Clay Wirestone: ‘No future!’ If Rep. Kristey Williams has her way, there won’t be a next generation of Kansans
Rep. Kristey Williams has been a leading voice pushing for privatization in Kansas schools. Clay Wirestone, opinion editor at Kansas Reflector, is concerned.
You might not imagine Rep. Kristey Williams, R-Augusta, as a punk rocker with a safety pin through her nose screaming: “No future!”
But that’s the ultimate effect of her proposals to radically reshape Kansas public education, directing state dollars to unregulated and unaccredited private schools. At a hearing Monday, the education budget committee chairwoman showed that Johnny Rotten has nothing on her for joyous expressions of nihilism. She and fellow Republican committee members appear committed to undermining the public education system that serves a half-million children — and razing the future of our state along the way.
I don’t know if Williams has ever windmilled a guitar or yowled into a microphone. She did, however, give proponents of the bill a full minute more to testify than opponents and angrily shut down colleagues who grappled with the enormity of her proposals.
“We’re not going to do these holy-moly-like statements,” Williams said, according to Kansas Reflector reporter Rachel Mipro. “This is not a time to grandstand.”
Indeed it wasn’t. If only someone had reminded the chairwoman.
Wirestone has also noticed where education is drifting in his state, and what is needed for tomorrow.
Good-paying jobs increasingly require technical and specialized training. Workers of the future will need to be thoroughly educated.
A handful of the unregulated, unaccredited institutions of the kind praised at Monday’s hearing may indeed offer that kind of training. Many will not. Without minimum and enforced standards, parents and children won’t be able to tell the difference. Their futures will suffer because legislators didn’t dedicate time and attention to the best system we have for achieving such aims: public schools.
We also live in an ever-more-secular world. Fewer people than ever before attend church or follow organized religion. According to research from Pew, nearly a third of Americans are religiously unaffiliated. Christians will account for less than half of the U.S. population within a few decades.

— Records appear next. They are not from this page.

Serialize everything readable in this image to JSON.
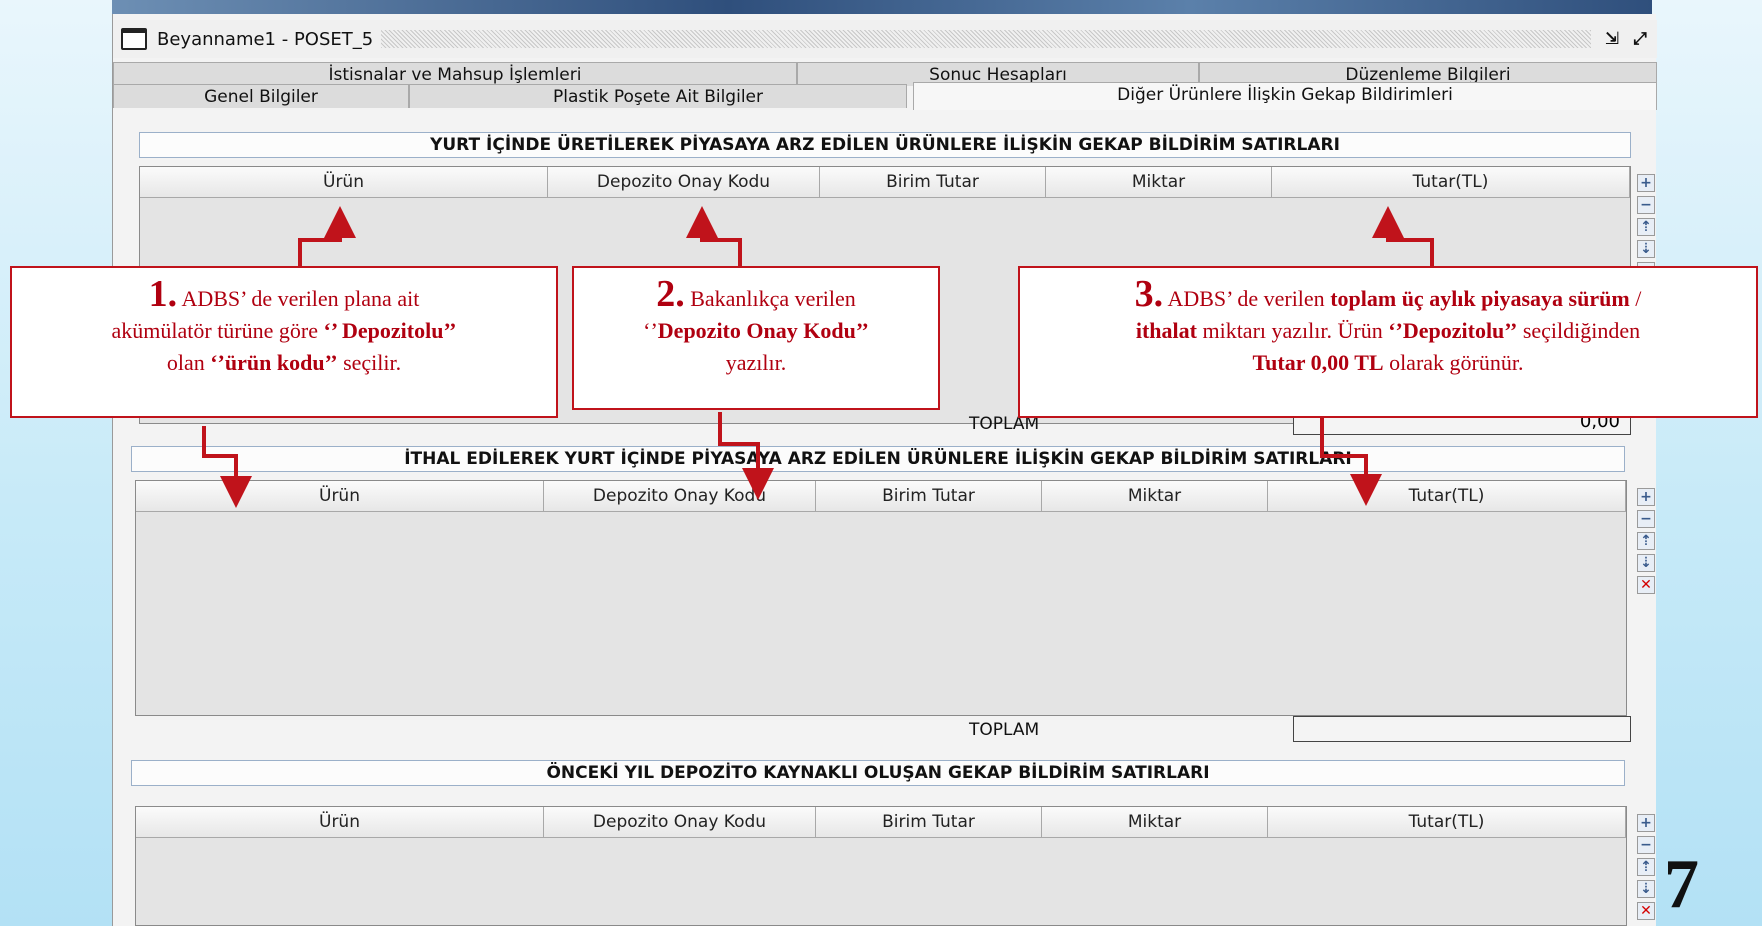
{
  "window": {
    "title": "Beyanname1 - POSET_5",
    "controls": [
      "minimize-icon",
      "maximize-icon"
    ]
  },
  "tabs": {
    "row1": [
      "İstisnalar ve Mahsup İşlemleri",
      "Sonuc Hesapları",
      "Düzenleme Bilgileri"
    ],
    "row2": [
      "Genel Bilgiler",
      "Plastik Poşete Ait Bilgiler",
      "Diğer Ürünlere İlişkin Gekap Bildirimleri"
    ],
    "active": "Diğer Ürünlere İlişkin Gekap Bildirimleri"
  },
  "columns": [
    "Ürün",
    "Depozito Onay Kodu",
    "Birim Tutar",
    "Miktar",
    "Tutar(TL)"
  ],
  "sections": {
    "domestic": {
      "title": "YURT İÇİNDE ÜRETİLEREK PİYASAYA ARZ EDİLEN ÜRÜNLERE İLİŞKİN GEKAP BİLDİRİM SATIRLARI",
      "total_label": "TOPLAM",
      "total_value": "0,00"
    },
    "imported": {
      "title": "İTHAL EDİLEREK YURT İÇİNDE PİYASAYA ARZ EDİLEN ÜRÜNLERE İLİŞKİN GEKAP BİLDİRİM SATIRLARI",
      "total_label": "TOPLAM",
      "total_value": ""
    },
    "previous_year": {
      "title": "ÖNCEKİ YIL DEPOZİTO KAYNAKLI OLUŞAN GEKAP BİLDİRİM SATIRLARI"
    }
  },
  "row_buttons": [
    "add-icon",
    "remove-icon",
    "move-up-icon",
    "move-down-icon",
    "delete-icon"
  ],
  "callouts": {
    "c1": {
      "num": "1.",
      "t1": " ADBS’ de verilen plana ait",
      "t2": "akümülatör türüne göre ",
      "b1": "‘’ Depozitolu’’",
      "t3": "olan ",
      "b2": "‘’ürün kodu’’",
      "t4": " seçilir."
    },
    "c2": {
      "num": "2.",
      "t1": " Bakanlıkça verilen",
      "q1": "‘’",
      "b1": "Depozito Onay Kodu’’",
      "t2": "yazılır."
    },
    "c3": {
      "num": "3.",
      "t1": " ADBS’ de verilen ",
      "b1": "toplam üç aylık piyasaya sürüm",
      "t2": " /",
      "b2": "ithalat",
      "t3": " miktarı yazılır. Ürün ",
      "b3": "‘’Depozitolu’’",
      "t4": " seçildiğinden",
      "b4": "Tutar  0,00 TL",
      "t5": " olarak görünür."
    }
  },
  "page_number": "7"
}
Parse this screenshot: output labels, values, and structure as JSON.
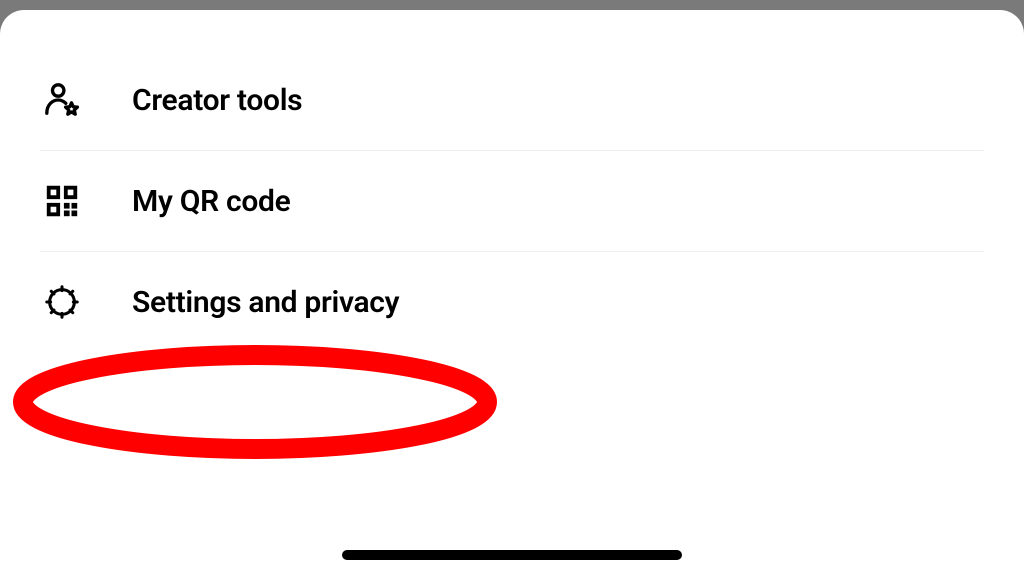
{
  "menu": {
    "items": [
      {
        "label": "Creator tools",
        "icon": "creator-tools-icon"
      },
      {
        "label": "My QR code",
        "icon": "qr-code-icon"
      },
      {
        "label": "Settings and privacy",
        "icon": "gear-icon"
      }
    ]
  },
  "annotation": {
    "highlighted_index": 2,
    "color": "#ff0000"
  }
}
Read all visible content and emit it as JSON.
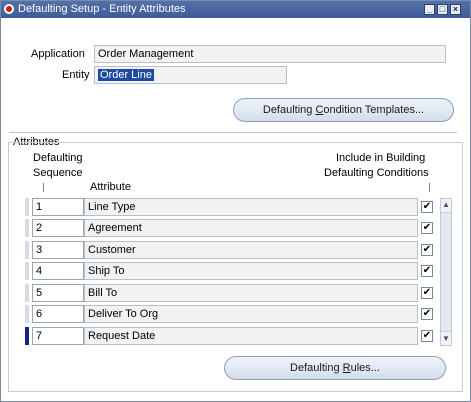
{
  "window": {
    "title": "Defaulting Setup - Entity Attributes",
    "controls": [
      "minimize-icon",
      "maximize-icon",
      "close-icon"
    ]
  },
  "form": {
    "application_label": "Application",
    "application_value": "Order Management",
    "entity_label": "Entity",
    "entity_value": "Order Line"
  },
  "buttons": {
    "condition_templates_pre": "Defaulting ",
    "condition_templates_key": "C",
    "condition_templates_post": "ondition Templates...",
    "rules_pre": "Defaulting ",
    "rules_key": "R",
    "rules_post": "ules..."
  },
  "attributes": {
    "section_title": "Attributes",
    "col_sequence_line1": "Defaulting",
    "col_sequence_line2": "Sequence",
    "col_attribute": "Attribute",
    "col_include_line1": "Include in Building",
    "col_include_line2": "Defaulting Conditions",
    "rows": [
      {
        "seq": "1",
        "attribute": "Line Type",
        "include": true,
        "check": "✔"
      },
      {
        "seq": "2",
        "attribute": "Agreement",
        "include": true,
        "check": "✔"
      },
      {
        "seq": "3",
        "attribute": "Customer",
        "include": true,
        "check": "✔"
      },
      {
        "seq": "4",
        "attribute": "Ship To",
        "include": true,
        "check": "✔"
      },
      {
        "seq": "5",
        "attribute": "Bill To",
        "include": true,
        "check": "✔"
      },
      {
        "seq": "6",
        "attribute": "Deliver To Org",
        "include": true,
        "check": "✔"
      },
      {
        "seq": "7",
        "attribute": "Request Date",
        "include": true,
        "check": "✔"
      }
    ],
    "current_row": 7
  },
  "colors": {
    "titlebar": "#4763a0",
    "selection": "#1f4aa0",
    "current_row_indicator": "#16237a"
  }
}
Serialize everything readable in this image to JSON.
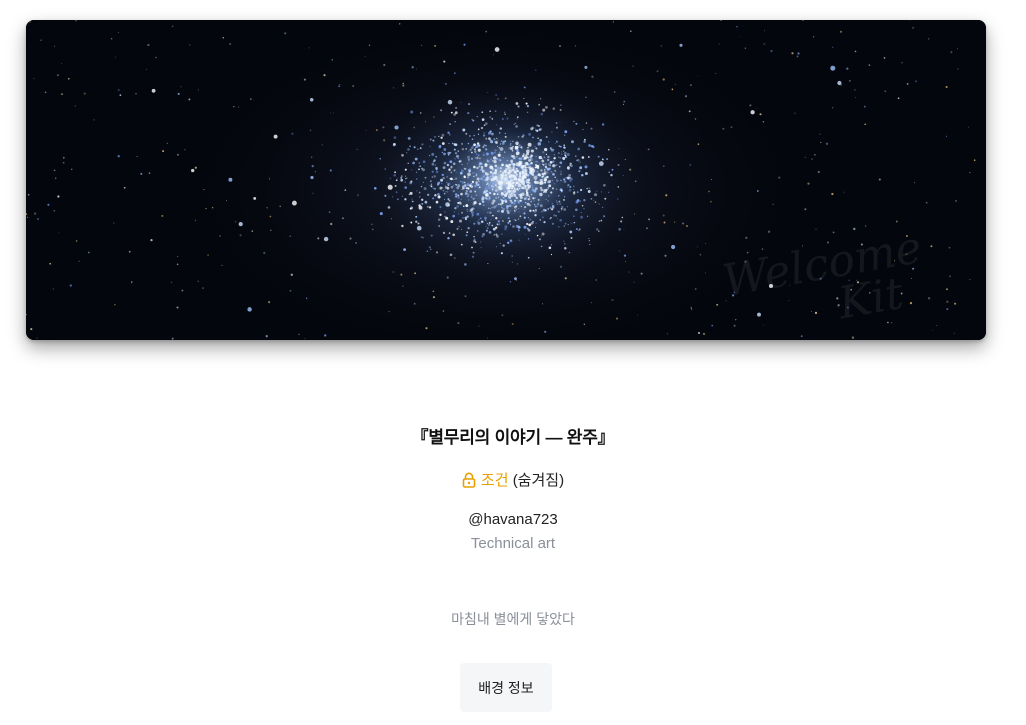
{
  "banner": {
    "watermark_line1": "Welcome",
    "watermark_line2": "Kit"
  },
  "entry": {
    "title": "『별무리의 이야기 — 완주』",
    "condition_label": "조건",
    "condition_state": "(숨겨짐)",
    "handle": "@havana723",
    "role": "Technical art",
    "quote": "마침내 별에게 닿았다"
  },
  "actions": {
    "background_info_label": "배경 정보"
  },
  "colors": {
    "accent": "#e6a100",
    "muted": "#8a8f98",
    "banner_bg": "#04060d"
  },
  "icons": {
    "condition": "lock-icon"
  }
}
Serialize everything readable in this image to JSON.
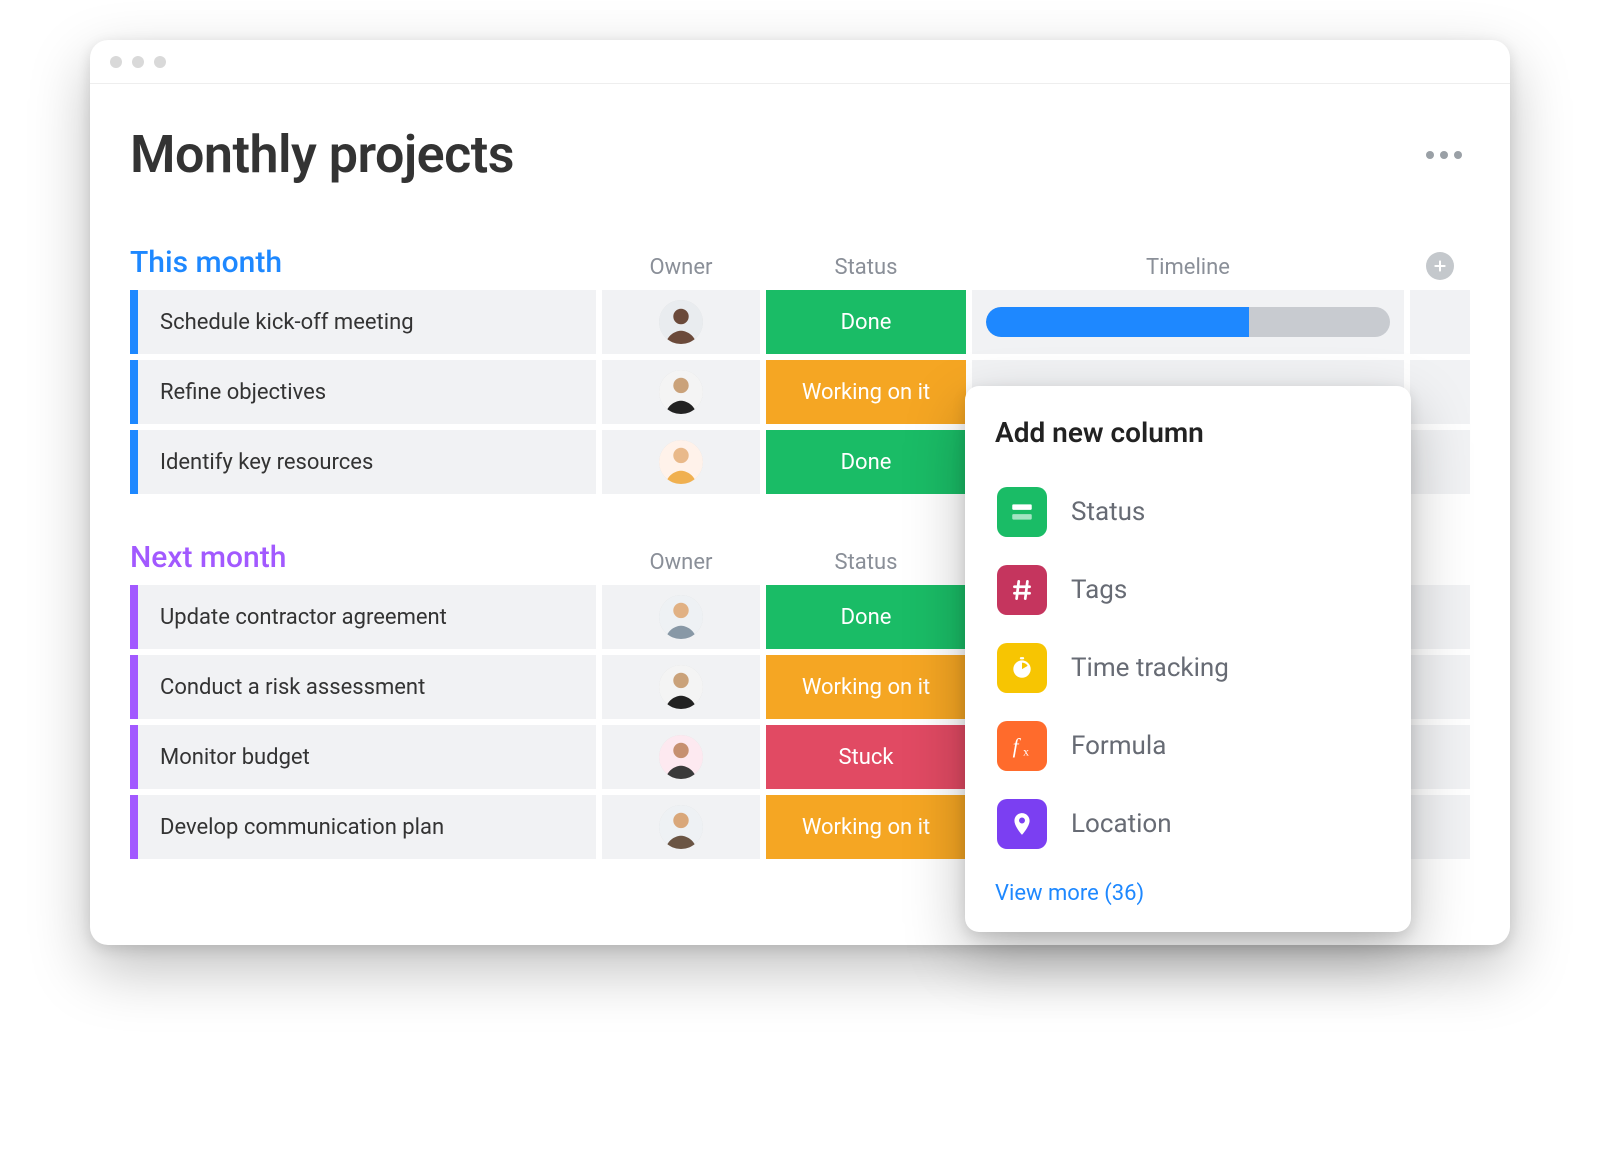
{
  "board": {
    "title": "Monthly projects",
    "columns": {
      "owner": "Owner",
      "status": "Status",
      "timeline": "Timeline"
    }
  },
  "groups": [
    {
      "title": "This month",
      "color": "blue",
      "rows": [
        {
          "item": "Schedule kick-off meeting",
          "status": "Done",
          "status_key": "done",
          "timeline_fill": 65
        },
        {
          "item": "Refine objectives",
          "status": "Working on it",
          "status_key": "working"
        },
        {
          "item": "Identify key resources",
          "status": "Done",
          "status_key": "done"
        }
      ]
    },
    {
      "title": "Next month",
      "color": "purple",
      "rows": [
        {
          "item": "Update contractor agreement",
          "status": "Done",
          "status_key": "done"
        },
        {
          "item": "Conduct a risk assessment",
          "status": "Working on it",
          "status_key": "working"
        },
        {
          "item": "Monitor budget",
          "status": "Stuck",
          "status_key": "stuck"
        },
        {
          "item": "Develop communication plan",
          "status": "Working on it",
          "status_key": "working"
        }
      ]
    }
  ],
  "popover": {
    "title": "Add new column",
    "items": [
      {
        "label": "Status",
        "icon": "status"
      },
      {
        "label": "Tags",
        "icon": "tags"
      },
      {
        "label": "Time tracking",
        "icon": "time"
      },
      {
        "label": "Formula",
        "icon": "formula"
      },
      {
        "label": "Location",
        "icon": "location"
      }
    ],
    "view_more": "View more (36)"
  }
}
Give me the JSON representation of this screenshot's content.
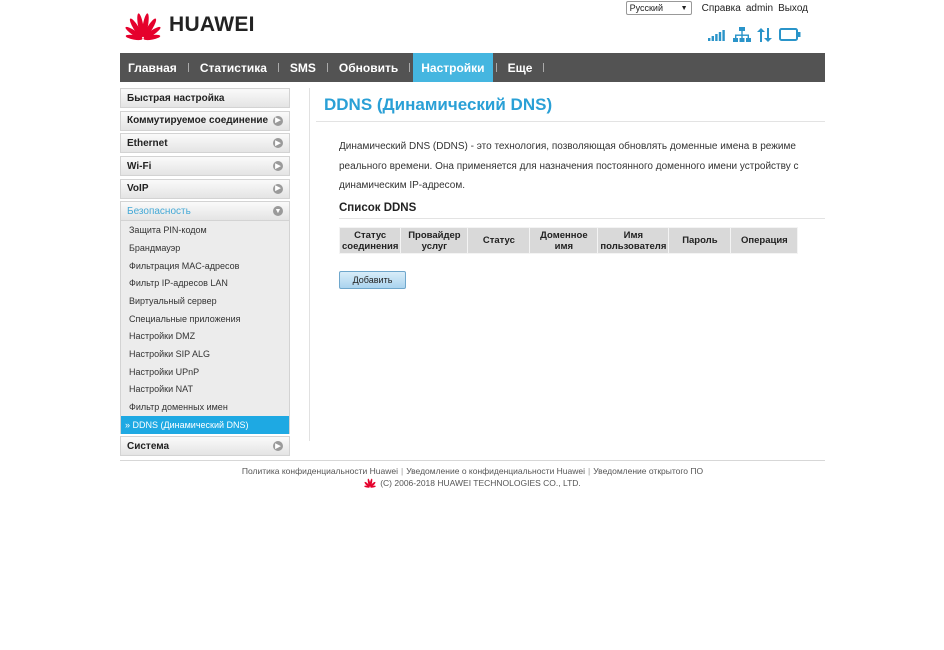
{
  "brand": {
    "name": "HUAWEI",
    "color": "#e5002c"
  },
  "toplinks": {
    "language": "Русский",
    "help": "Справка",
    "user": "admin",
    "logout": "Выход"
  },
  "status_icons": [
    "signal-strength-icon",
    "network-icon",
    "data-transfer-icon",
    "display-icon"
  ],
  "nav": {
    "items": [
      {
        "label": "Главная",
        "active": false
      },
      {
        "label": "Статистика",
        "active": false
      },
      {
        "label": "SMS",
        "active": false
      },
      {
        "label": "Обновить",
        "active": false
      },
      {
        "label": "Настройки",
        "active": true
      },
      {
        "label": "Еще",
        "active": false
      }
    ],
    "accent": "#45b6e0"
  },
  "sidebar": {
    "quick_setup": "Быстрая настройка",
    "dialup": "Коммутируемое соединение",
    "ethernet": "Ethernet",
    "wifi": "Wi-Fi",
    "voip": "VoIP",
    "security": "Безопасность",
    "system": "Система",
    "security_items": [
      "Защита PIN-кодом",
      "Брандмауэр",
      "Фильтрация MAC-адресов",
      "Фильтр IP-адресов LAN",
      "Виртуальный сервер",
      "Специальные приложения",
      "Настройки DMZ",
      "Настройки SIP ALG",
      "Настройки UPnP",
      "Настройки NAT",
      "Фильтр доменных имен",
      "DDNS (Динамический DNS)"
    ],
    "active_item": "DDNS (Динамический DNS)"
  },
  "main": {
    "title": "DDNS (Динамический DNS)",
    "description": "Динамический DNS (DDNS) - это технология, позволяющая обновлять доменные имена в режиме реального времени. Она применяется для назначения постоянного доменного имени устройству с динамическим IP-адресом.",
    "list_title": "Список DDNS",
    "table_headers": [
      "Статус соединения",
      "Провайдер услуг",
      "Статус",
      "Доменное имя",
      "Имя пользователя",
      "Пароль",
      "Операция"
    ],
    "add_button": "Добавить"
  },
  "footer": {
    "links": [
      "Политика конфиденциальности Huawei",
      "Уведомление о конфиденциальности Huawei",
      "Уведомление открытого ПО"
    ],
    "copyright": "(C) 2006-2018 HUAWEI TECHNOLOGIES CO., LTD."
  }
}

Yet private school advocates argue for public funding of religious institutions. They’ve found a receptive audience at the U.S. Supreme Court. Such schooling will do little to prepare children for the future, instead inculcating them with increasingly irrelevant dogma.
That secular world I just mentioned? It will be — indeed, it already is — defined by diversity.
That means folks of different genders, races, sexual orientation and beliefs. The latest U.S. Census data bears it out. Today’s students won’t enter workplaces full of people who look and think the way they do. They will have to adapt and empathize. They will have to understand other perspectives. Public schools, more than other modern institution, prepare young people for that reality.